TLR3 was involved in the EGFR-mediated pathway. EGFR signaling was inhibited by the endogenous expression of TLR3. Western blot analysis of the expression of key factors in the EGFR-mediated pathway in MDA-MB-231 and its TLR3 transfectants. 1–4: MDA-MB-231LM cells transiently transfected with pcDNA3.1(+), MDA-MB-231LM cells transiently transfected with pcDNA3.1(+)-TLR3, MDA-MB-231-Vect cells, and MDA-MB-231-TLR3 cells. GAPDH was used as an internal control.

Figure 5.

Differential TLR3 expression in breast cancer tissues and normal breast tissues.
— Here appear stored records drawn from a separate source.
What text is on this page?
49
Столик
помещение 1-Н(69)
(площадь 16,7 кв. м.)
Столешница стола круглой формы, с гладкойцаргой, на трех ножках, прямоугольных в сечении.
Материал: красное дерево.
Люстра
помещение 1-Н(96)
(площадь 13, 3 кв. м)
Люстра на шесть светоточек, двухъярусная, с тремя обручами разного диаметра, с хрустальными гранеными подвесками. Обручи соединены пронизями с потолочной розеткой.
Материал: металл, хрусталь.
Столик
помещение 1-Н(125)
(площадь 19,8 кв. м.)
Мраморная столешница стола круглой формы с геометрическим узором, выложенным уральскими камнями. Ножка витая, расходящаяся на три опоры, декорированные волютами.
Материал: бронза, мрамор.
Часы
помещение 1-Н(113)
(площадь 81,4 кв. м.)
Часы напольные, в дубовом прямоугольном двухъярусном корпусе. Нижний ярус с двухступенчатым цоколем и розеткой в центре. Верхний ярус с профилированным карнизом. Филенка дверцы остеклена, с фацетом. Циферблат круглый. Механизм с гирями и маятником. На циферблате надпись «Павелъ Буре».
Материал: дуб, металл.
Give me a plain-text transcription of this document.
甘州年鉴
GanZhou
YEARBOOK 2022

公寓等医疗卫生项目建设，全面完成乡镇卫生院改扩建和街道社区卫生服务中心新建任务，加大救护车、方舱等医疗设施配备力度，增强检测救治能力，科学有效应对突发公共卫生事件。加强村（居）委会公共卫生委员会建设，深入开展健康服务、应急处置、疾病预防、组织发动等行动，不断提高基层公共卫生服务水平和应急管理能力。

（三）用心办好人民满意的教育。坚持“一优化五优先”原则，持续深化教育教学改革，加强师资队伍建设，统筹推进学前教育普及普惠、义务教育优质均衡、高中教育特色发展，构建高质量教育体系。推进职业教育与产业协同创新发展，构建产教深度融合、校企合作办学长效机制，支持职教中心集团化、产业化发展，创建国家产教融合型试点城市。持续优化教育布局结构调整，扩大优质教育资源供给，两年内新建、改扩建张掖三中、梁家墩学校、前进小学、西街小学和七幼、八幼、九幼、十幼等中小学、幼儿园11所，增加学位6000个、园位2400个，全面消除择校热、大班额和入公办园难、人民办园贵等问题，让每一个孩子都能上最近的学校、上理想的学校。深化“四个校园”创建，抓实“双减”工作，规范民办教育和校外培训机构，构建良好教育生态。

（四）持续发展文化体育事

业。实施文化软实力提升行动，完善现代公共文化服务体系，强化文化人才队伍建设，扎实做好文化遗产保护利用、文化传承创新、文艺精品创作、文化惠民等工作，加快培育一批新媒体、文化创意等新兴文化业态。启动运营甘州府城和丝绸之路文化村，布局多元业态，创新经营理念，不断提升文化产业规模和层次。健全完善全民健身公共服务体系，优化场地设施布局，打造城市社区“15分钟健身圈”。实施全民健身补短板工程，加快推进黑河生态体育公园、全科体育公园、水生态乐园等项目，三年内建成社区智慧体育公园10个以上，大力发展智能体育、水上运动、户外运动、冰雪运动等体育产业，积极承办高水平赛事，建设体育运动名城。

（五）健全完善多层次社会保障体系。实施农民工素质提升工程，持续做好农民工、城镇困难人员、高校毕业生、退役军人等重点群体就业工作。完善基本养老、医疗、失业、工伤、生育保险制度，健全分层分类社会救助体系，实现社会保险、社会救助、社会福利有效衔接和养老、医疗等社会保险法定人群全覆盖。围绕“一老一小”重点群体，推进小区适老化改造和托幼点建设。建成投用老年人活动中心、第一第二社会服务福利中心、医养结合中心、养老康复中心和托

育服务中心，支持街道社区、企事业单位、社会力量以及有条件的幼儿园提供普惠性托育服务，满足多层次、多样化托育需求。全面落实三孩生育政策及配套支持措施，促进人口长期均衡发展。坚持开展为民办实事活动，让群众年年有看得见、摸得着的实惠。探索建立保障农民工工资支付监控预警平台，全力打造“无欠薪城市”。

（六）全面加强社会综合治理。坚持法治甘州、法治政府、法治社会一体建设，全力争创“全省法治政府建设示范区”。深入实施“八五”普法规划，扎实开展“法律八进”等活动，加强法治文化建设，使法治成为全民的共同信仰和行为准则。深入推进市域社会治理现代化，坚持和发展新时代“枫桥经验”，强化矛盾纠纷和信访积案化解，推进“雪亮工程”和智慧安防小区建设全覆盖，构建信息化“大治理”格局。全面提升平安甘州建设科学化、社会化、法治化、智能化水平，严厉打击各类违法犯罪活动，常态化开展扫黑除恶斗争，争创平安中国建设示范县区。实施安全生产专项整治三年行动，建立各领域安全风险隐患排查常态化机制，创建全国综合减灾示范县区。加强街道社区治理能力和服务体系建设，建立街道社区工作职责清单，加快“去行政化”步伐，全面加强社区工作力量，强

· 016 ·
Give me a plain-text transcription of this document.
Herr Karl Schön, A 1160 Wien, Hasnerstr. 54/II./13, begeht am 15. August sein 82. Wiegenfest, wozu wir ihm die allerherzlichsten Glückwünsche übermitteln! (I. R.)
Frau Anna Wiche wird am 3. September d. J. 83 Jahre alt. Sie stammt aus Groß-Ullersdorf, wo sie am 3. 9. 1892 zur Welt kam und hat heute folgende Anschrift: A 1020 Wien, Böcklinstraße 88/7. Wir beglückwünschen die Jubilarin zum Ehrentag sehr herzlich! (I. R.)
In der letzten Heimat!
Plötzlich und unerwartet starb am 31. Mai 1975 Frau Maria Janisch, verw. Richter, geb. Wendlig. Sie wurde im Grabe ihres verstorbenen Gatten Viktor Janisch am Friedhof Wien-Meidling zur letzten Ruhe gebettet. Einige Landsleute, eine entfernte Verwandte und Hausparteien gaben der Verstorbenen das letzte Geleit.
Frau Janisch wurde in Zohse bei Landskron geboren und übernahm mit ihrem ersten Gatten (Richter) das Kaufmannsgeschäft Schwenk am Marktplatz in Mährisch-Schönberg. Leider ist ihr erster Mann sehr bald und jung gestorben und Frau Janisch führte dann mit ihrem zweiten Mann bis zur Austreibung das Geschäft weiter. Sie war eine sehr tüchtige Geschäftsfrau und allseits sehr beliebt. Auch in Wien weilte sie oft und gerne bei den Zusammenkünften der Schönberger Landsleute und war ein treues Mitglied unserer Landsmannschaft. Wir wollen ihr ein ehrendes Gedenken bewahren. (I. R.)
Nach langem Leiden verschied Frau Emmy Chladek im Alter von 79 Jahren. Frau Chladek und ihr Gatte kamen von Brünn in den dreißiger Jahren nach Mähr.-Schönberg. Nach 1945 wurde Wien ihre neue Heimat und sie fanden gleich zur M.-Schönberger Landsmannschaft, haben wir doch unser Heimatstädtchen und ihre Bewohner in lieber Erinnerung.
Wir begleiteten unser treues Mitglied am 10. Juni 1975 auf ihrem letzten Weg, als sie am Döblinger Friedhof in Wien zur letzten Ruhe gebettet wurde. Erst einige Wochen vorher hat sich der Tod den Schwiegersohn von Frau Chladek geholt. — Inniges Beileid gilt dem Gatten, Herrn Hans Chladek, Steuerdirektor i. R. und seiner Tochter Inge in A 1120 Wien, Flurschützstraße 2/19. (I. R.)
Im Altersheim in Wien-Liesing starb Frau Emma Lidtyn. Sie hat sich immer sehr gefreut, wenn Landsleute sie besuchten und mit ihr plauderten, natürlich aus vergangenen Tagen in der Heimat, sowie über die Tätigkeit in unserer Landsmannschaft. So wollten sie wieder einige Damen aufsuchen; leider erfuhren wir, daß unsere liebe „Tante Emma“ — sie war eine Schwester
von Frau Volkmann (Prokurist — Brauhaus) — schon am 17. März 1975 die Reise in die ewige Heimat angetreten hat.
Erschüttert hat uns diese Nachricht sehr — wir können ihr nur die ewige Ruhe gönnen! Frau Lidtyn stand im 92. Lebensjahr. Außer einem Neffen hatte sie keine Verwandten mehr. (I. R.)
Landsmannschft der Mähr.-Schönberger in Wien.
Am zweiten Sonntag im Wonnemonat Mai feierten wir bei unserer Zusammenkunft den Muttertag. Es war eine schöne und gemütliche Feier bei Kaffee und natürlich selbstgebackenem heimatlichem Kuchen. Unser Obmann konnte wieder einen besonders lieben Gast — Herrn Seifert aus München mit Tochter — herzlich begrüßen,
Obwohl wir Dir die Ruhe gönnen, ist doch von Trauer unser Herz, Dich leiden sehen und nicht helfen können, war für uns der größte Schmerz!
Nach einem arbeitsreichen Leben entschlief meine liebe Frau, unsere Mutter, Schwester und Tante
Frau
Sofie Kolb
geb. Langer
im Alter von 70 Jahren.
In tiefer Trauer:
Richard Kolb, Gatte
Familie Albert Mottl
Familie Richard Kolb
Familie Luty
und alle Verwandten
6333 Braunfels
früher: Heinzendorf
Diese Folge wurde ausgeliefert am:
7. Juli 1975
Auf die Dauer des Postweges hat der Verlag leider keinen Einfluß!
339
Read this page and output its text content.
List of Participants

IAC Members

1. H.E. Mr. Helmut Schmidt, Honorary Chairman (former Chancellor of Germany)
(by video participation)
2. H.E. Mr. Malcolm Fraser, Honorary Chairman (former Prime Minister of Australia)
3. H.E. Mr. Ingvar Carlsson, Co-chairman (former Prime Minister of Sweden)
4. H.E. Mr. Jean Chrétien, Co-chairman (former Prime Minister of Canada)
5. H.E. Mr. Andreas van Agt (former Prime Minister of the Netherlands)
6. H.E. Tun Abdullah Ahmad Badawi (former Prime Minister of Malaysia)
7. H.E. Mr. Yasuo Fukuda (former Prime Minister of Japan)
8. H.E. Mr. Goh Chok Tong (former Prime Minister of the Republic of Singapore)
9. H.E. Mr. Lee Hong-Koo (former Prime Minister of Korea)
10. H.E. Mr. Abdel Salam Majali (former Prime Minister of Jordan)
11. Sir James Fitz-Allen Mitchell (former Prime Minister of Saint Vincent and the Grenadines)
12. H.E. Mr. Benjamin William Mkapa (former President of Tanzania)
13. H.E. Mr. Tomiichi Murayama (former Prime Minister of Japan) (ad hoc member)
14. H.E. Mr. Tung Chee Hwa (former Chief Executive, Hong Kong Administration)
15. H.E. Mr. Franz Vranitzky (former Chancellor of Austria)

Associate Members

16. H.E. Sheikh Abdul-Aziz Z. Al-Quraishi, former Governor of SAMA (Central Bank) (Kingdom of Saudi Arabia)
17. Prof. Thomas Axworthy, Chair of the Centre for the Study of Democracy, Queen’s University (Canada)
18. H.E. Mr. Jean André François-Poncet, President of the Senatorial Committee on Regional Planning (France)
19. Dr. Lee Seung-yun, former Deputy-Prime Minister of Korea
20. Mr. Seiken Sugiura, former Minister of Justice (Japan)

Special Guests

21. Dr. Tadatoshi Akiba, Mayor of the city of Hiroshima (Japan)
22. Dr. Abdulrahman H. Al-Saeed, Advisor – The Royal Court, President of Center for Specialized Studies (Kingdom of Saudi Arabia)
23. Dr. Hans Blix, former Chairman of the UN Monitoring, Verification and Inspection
Relative TLR3 mRNA expression was detected in breast cancer tissues (n = 43) and normal breast tissues (n = 35). The horizontal lines represent the mean values. The mean TLR3 mRNA expression level in normal breast tissues was significantly higher than that in breast cancer tissues (P-value of Mann–Whitney test<0.05).

Figure 6.

Candidate SNPs for genotyping in the TLR3 region. Eight candidate SNPs were chosen for genotyping in the 22.3-kb region of TLR3, from 1.5 kb upstream of the 5ʹ-flanking region to 0.5 kb downstream of the 3ʹ-flanking region TLR3. One missense SNP, rs5743316 (row in blue), was excluded because no polymorphism was detected in the Shanghai population. SNPs with red rows entered the second-stage study for replication genotyping.